Glancing up, she saw the cosmos. A billion twinkling stars untouched by city lights and offering the potential of a trillion new worlds, hopes and dreams. A great, galactic bejeweled sky that took her breath away with both its beauty and its sheer scale.

She briefly wondered if this was what the real night sky had actually looked like? Had Jeff taken some liberties here for effect? She–much like everyone else–had never seen the residential planets’ skies and definitely never, ever sat under it at night looking at all the stars. She had been born on an outer-rim industrial planet and then been carted to the media-rim where she now lived in a streaming starship that beamed these feeds across the galaxy.

But, she was an actress and she was selling a personal role here.

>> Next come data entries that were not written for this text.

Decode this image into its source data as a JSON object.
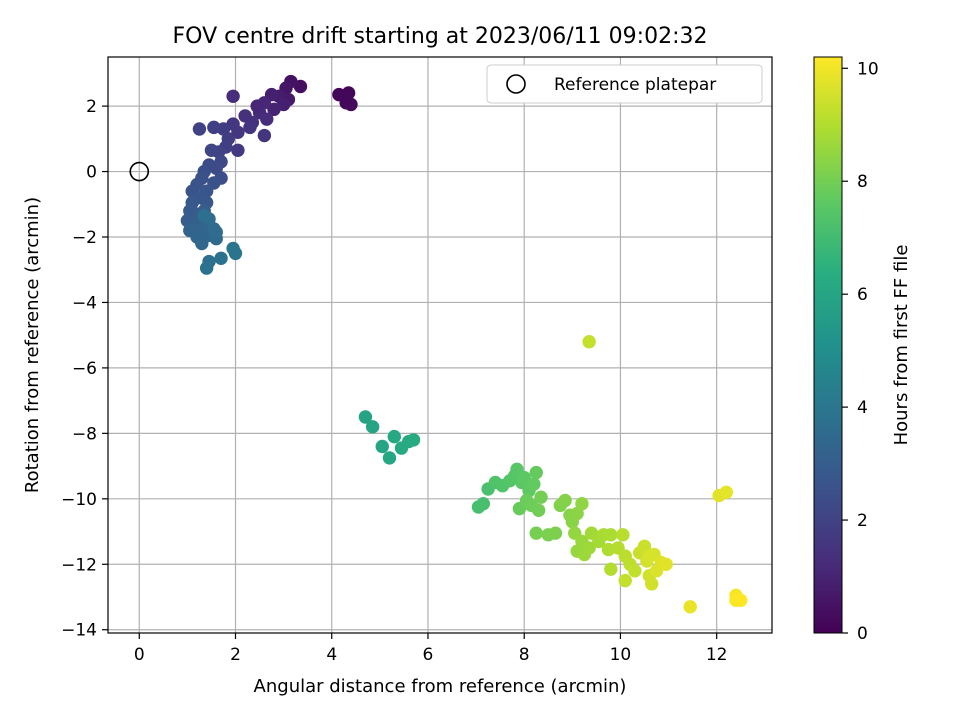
{
  "chart_data": {
    "type": "scatter",
    "title": "FOV centre drift starting at 2023/06/11 09:02:32",
    "xlabel": "Angular distance from reference (arcmin)",
    "ylabel": "Rotation from reference (arcmin)",
    "xlim": [
      -0.65,
      13.15
    ],
    "ylim": [
      -14.1,
      3.5
    ],
    "xticks": [
      0,
      2,
      4,
      6,
      8,
      10,
      12
    ],
    "yticks": [
      -14,
      -12,
      -10,
      -8,
      -6,
      -4,
      -2,
      0,
      2
    ],
    "grid": true,
    "legend": {
      "position": "top-right",
      "entries": [
        "Reference platepar"
      ]
    },
    "reference_point": {
      "x": 0,
      "y": 0
    },
    "colorbar": {
      "label": "Hours from first FF file",
      "range": [
        0,
        10.2
      ],
      "ticks": [
        0,
        2,
        4,
        6,
        8,
        10
      ],
      "colormap": "viridis"
    },
    "points": [
      {
        "x": 4.15,
        "y": 2.35,
        "c": 0.1
      },
      {
        "x": 4.35,
        "y": 2.4,
        "c": 0.15
      },
      {
        "x": 4.3,
        "y": 2.1,
        "c": 0.2
      },
      {
        "x": 4.4,
        "y": 2.05,
        "c": 0.25
      },
      {
        "x": 4.3,
        "y": 2.25,
        "c": 0.2
      },
      {
        "x": 3.35,
        "y": 2.6,
        "c": 0.4
      },
      {
        "x": 3.15,
        "y": 2.75,
        "c": 0.5
      },
      {
        "x": 3.05,
        "y": 2.55,
        "c": 0.6
      },
      {
        "x": 3.1,
        "y": 2.2,
        "c": 0.7
      },
      {
        "x": 2.9,
        "y": 2.3,
        "c": 0.8
      },
      {
        "x": 3.0,
        "y": 2.05,
        "c": 0.9
      },
      {
        "x": 2.8,
        "y": 1.9,
        "c": 1.0
      },
      {
        "x": 2.75,
        "y": 2.35,
        "c": 0.9
      },
      {
        "x": 2.6,
        "y": 2.1,
        "c": 1.1
      },
      {
        "x": 2.5,
        "y": 1.8,
        "c": 1.2
      },
      {
        "x": 2.45,
        "y": 2.0,
        "c": 1.1
      },
      {
        "x": 2.65,
        "y": 1.6,
        "c": 1.3
      },
      {
        "x": 2.35,
        "y": 1.5,
        "c": 1.4
      },
      {
        "x": 2.2,
        "y": 1.7,
        "c": 1.4
      },
      {
        "x": 2.3,
        "y": 1.35,
        "c": 1.5
      },
      {
        "x": 2.6,
        "y": 1.1,
        "c": 1.5
      },
      {
        "x": 2.05,
        "y": 1.2,
        "c": 1.6
      },
      {
        "x": 1.95,
        "y": 1.45,
        "c": 1.6
      },
      {
        "x": 1.95,
        "y": 2.3,
        "c": 1.3
      },
      {
        "x": 2.05,
        "y": 0.65,
        "c": 1.7
      },
      {
        "x": 1.75,
        "y": 1.3,
        "c": 1.8
      },
      {
        "x": 1.85,
        "y": 1.0,
        "c": 1.8
      },
      {
        "x": 1.8,
        "y": 0.75,
        "c": 1.9
      },
      {
        "x": 1.55,
        "y": 1.35,
        "c": 1.9
      },
      {
        "x": 1.25,
        "y": 1.3,
        "c": 2.0
      },
      {
        "x": 1.65,
        "y": 0.6,
        "c": 2.0
      },
      {
        "x": 1.5,
        "y": 0.65,
        "c": 2.1
      },
      {
        "x": 1.7,
        "y": 0.3,
        "c": 2.2
      },
      {
        "x": 1.6,
        "y": 0.1,
        "c": 2.3
      },
      {
        "x": 1.45,
        "y": 0.2,
        "c": 2.3
      },
      {
        "x": 1.7,
        "y": -0.2,
        "c": 2.4
      },
      {
        "x": 1.35,
        "y": 0.0,
        "c": 2.4
      },
      {
        "x": 1.55,
        "y": -0.35,
        "c": 2.5
      },
      {
        "x": 1.3,
        "y": -0.2,
        "c": 2.5
      },
      {
        "x": 1.2,
        "y": -0.4,
        "c": 2.6
      },
      {
        "x": 1.1,
        "y": -0.6,
        "c": 2.6
      },
      {
        "x": 1.4,
        "y": -0.6,
        "c": 2.7
      },
      {
        "x": 1.25,
        "y": -0.8,
        "c": 2.7
      },
      {
        "x": 1.1,
        "y": -0.95,
        "c": 2.8
      },
      {
        "x": 1.4,
        "y": -0.95,
        "c": 2.8
      },
      {
        "x": 1.05,
        "y": -1.2,
        "c": 2.9
      },
      {
        "x": 1.2,
        "y": -1.3,
        "c": 2.9
      },
      {
        "x": 1.0,
        "y": -1.5,
        "c": 3.0
      },
      {
        "x": 1.35,
        "y": -1.2,
        "c": 3.0
      },
      {
        "x": 1.15,
        "y": -1.6,
        "c": 3.1
      },
      {
        "x": 1.05,
        "y": -1.8,
        "c": 3.2
      },
      {
        "x": 1.25,
        "y": -1.75,
        "c": 3.2
      },
      {
        "x": 1.4,
        "y": -1.6,
        "c": 3.3
      },
      {
        "x": 1.2,
        "y": -2.0,
        "c": 3.3
      },
      {
        "x": 1.3,
        "y": -2.2,
        "c": 3.4
      },
      {
        "x": 1.45,
        "y": -1.95,
        "c": 3.4
      },
      {
        "x": 1.55,
        "y": -1.75,
        "c": 3.5
      },
      {
        "x": 1.6,
        "y": -2.05,
        "c": 3.5
      },
      {
        "x": 1.6,
        "y": -1.85,
        "c": 3.6
      },
      {
        "x": 1.45,
        "y": -1.45,
        "c": 3.6
      },
      {
        "x": 1.35,
        "y": -1.35,
        "c": 3.7
      },
      {
        "x": 1.45,
        "y": -2.75,
        "c": 3.7
      },
      {
        "x": 1.4,
        "y": -2.95,
        "c": 3.8
      },
      {
        "x": 1.7,
        "y": -2.65,
        "c": 3.8
      },
      {
        "x": 1.95,
        "y": -2.35,
        "c": 3.9
      },
      {
        "x": 2.0,
        "y": -2.5,
        "c": 3.9
      },
      {
        "x": 4.7,
        "y": -7.5,
        "c": 5.9
      },
      {
        "x": 4.85,
        "y": -7.8,
        "c": 5.95
      },
      {
        "x": 5.05,
        "y": -8.4,
        "c": 6.0
      },
      {
        "x": 5.2,
        "y": -8.75,
        "c": 6.05
      },
      {
        "x": 5.3,
        "y": -8.1,
        "c": 6.1
      },
      {
        "x": 5.45,
        "y": -8.45,
        "c": 6.15
      },
      {
        "x": 5.6,
        "y": -8.25,
        "c": 6.2
      },
      {
        "x": 5.7,
        "y": -8.2,
        "c": 6.25
      },
      {
        "x": 7.05,
        "y": -10.25,
        "c": 7.1
      },
      {
        "x": 7.15,
        "y": -10.15,
        "c": 7.15
      },
      {
        "x": 7.25,
        "y": -9.7,
        "c": 7.2
      },
      {
        "x": 7.4,
        "y": -9.5,
        "c": 7.3
      },
      {
        "x": 7.55,
        "y": -9.6,
        "c": 7.35
      },
      {
        "x": 7.7,
        "y": -9.45,
        "c": 7.4
      },
      {
        "x": 7.8,
        "y": -9.3,
        "c": 7.45
      },
      {
        "x": 7.85,
        "y": -9.1,
        "c": 7.5
      },
      {
        "x": 7.95,
        "y": -9.5,
        "c": 7.55
      },
      {
        "x": 8.0,
        "y": -9.35,
        "c": 7.6
      },
      {
        "x": 8.1,
        "y": -9.75,
        "c": 7.65
      },
      {
        "x": 8.2,
        "y": -9.55,
        "c": 7.7
      },
      {
        "x": 8.25,
        "y": -9.2,
        "c": 7.75
      },
      {
        "x": 7.9,
        "y": -10.3,
        "c": 7.8
      },
      {
        "x": 8.05,
        "y": -10.05,
        "c": 7.85
      },
      {
        "x": 8.15,
        "y": -10.2,
        "c": 7.9
      },
      {
        "x": 8.3,
        "y": -10.35,
        "c": 7.95
      },
      {
        "x": 8.35,
        "y": -9.95,
        "c": 8.0
      },
      {
        "x": 8.25,
        "y": -11.05,
        "c": 8.05
      },
      {
        "x": 8.5,
        "y": -11.1,
        "c": 8.1
      },
      {
        "x": 8.65,
        "y": -11.05,
        "c": 8.15
      },
      {
        "x": 8.75,
        "y": -10.2,
        "c": 8.2
      },
      {
        "x": 8.85,
        "y": -10.05,
        "c": 8.25
      },
      {
        "x": 8.95,
        "y": -10.5,
        "c": 8.3
      },
      {
        "x": 9.0,
        "y": -10.7,
        "c": 8.35
      },
      {
        "x": 9.1,
        "y": -10.45,
        "c": 8.4
      },
      {
        "x": 9.2,
        "y": -10.15,
        "c": 8.45
      },
      {
        "x": 9.05,
        "y": -11.05,
        "c": 8.5
      },
      {
        "x": 9.1,
        "y": -11.6,
        "c": 8.55
      },
      {
        "x": 9.2,
        "y": -11.3,
        "c": 8.6
      },
      {
        "x": 9.25,
        "y": -11.7,
        "c": 8.65
      },
      {
        "x": 9.35,
        "y": -11.5,
        "c": 8.7
      },
      {
        "x": 9.4,
        "y": -11.05,
        "c": 8.75
      },
      {
        "x": 9.55,
        "y": -11.3,
        "c": 8.8
      },
      {
        "x": 9.65,
        "y": -11.1,
        "c": 8.85
      },
      {
        "x": 9.8,
        "y": -11.1,
        "c": 8.9
      },
      {
        "x": 9.75,
        "y": -11.55,
        "c": 8.95
      },
      {
        "x": 9.8,
        "y": -12.15,
        "c": 9.0
      },
      {
        "x": 9.95,
        "y": -11.5,
        "c": 9.05
      },
      {
        "x": 10.05,
        "y": -11.1,
        "c": 9.1
      },
      {
        "x": 10.1,
        "y": -11.75,
        "c": 9.15
      },
      {
        "x": 10.2,
        "y": -12.0,
        "c": 9.2
      },
      {
        "x": 10.3,
        "y": -12.2,
        "c": 9.25
      },
      {
        "x": 10.1,
        "y": -12.5,
        "c": 9.3
      },
      {
        "x": 10.4,
        "y": -11.65,
        "c": 9.35
      },
      {
        "x": 10.5,
        "y": -11.45,
        "c": 9.4
      },
      {
        "x": 10.6,
        "y": -12.35,
        "c": 9.45
      },
      {
        "x": 10.65,
        "y": -12.6,
        "c": 9.5
      },
      {
        "x": 10.55,
        "y": -11.9,
        "c": 9.55
      },
      {
        "x": 10.7,
        "y": -11.7,
        "c": 9.6
      },
      {
        "x": 10.75,
        "y": -12.2,
        "c": 9.65
      },
      {
        "x": 10.85,
        "y": -11.95,
        "c": 9.7
      },
      {
        "x": 10.95,
        "y": -12.0,
        "c": 9.75
      },
      {
        "x": 10.6,
        "y": -11.75,
        "c": 9.6
      },
      {
        "x": 9.35,
        "y": -5.2,
        "c": 9.3
      },
      {
        "x": 12.05,
        "y": -9.9,
        "c": 9.75
      },
      {
        "x": 12.2,
        "y": -9.8,
        "c": 9.8
      },
      {
        "x": 11.45,
        "y": -13.3,
        "c": 9.9
      },
      {
        "x": 12.4,
        "y": -12.95,
        "c": 10.1
      },
      {
        "x": 12.4,
        "y": -13.1,
        "c": 10.15
      },
      {
        "x": 12.5,
        "y": -13.1,
        "c": 10.2
      }
    ]
  }
}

“It is beautiful,” she breathed, sensually while softly squeezing the androgynous hand next to hers. All the paying viewers all over the world were cast into this supporting role. Their Conduits were also casting their consciousnesses into this Virtual Reality with hers, but they saw her and she only saw an androgynous being that was the focus of her role here.

The androgynous being said something. It was a million different somethings, one per paying customer. The program–with some help from her Chief Behaviouralist–generated a role-based, agnostic answer that she could say that would agree with almost all of the individual things each of the paying viewers had said. It was both personal and generic at the same time.

She smiled at the being and lay back in the soft grass. Had grass ever been this soft, she wondered? Were there actually entire planets covered in this wonderful stuff? She pulled the androgynous being back with her and snuggled up close to it, tucking her head into the crook of its neck and kissing it softly there.

“There is nowhere else I’d rather be,” she lied, kissing it, “than with you under these beautiful stars.” Her hand slid lower down the androgynous beings form and she leaned up and kissed it deeply on its plastic lips…

The simulation of the stars twinkled ever brighter far above the two of them on that quiet hilltop in the virtual recreation of the old Corn Belt back on some quaint planet no one could remember anymore.

***

“That was wonderful, wonderful,” her Chief Behaviorist exclaimed, as her Conduit disconnected with the program. Her eyes fluttered and then opened, immediately remembering how cold the room’s aircon was.

“In the first quartile of endorphins and some of the viewers even recorded a physical,” her Chief of Media–she could not remember his name–noted, scanning the feeds, “This one was very well received and some of the bloggers–both bot and natural–have posted positive reviews. Two stacks down, but you are starting to trend.”

She smiled and looked up. There was only a gray ceiling above her and a softly rattling aircon. Outside the media and their legions waited. She would soon be at the mercy of their views, both personal and generic.

“What are you looking at?” her Chief Behaviorist asked.

“I was just wondering if the stars actually do look like that–uh, at least how they looked in the simulation,” she asked, not expecting an answer. Her Chief Behaviourist turned to Jeff.

“Uh, yes, I believe that it is what they looked like,” began Jeff said, shrugging, “I think so–”

“But, it doesn’t matter,” her Chief Behaviourist, chimed in with his most reassuring tone, “because you are the real star, my dear. Now, let’s go speak to the media about this latest personal–”

She sighed as she got up. She was no longer listening as her Chief Behaviourist droned on. She had her prepared lines and her best fake smile. But, in the background, deeply hidden in her Conduit’s encrypted memory, she began scanning about the old Corn Belt, soft grass, and the twinkling stars. The black market often hacked her personals and offered them as replays. Maybe she would find one of those and disappear into it for a while? Maybe she would do exactly that?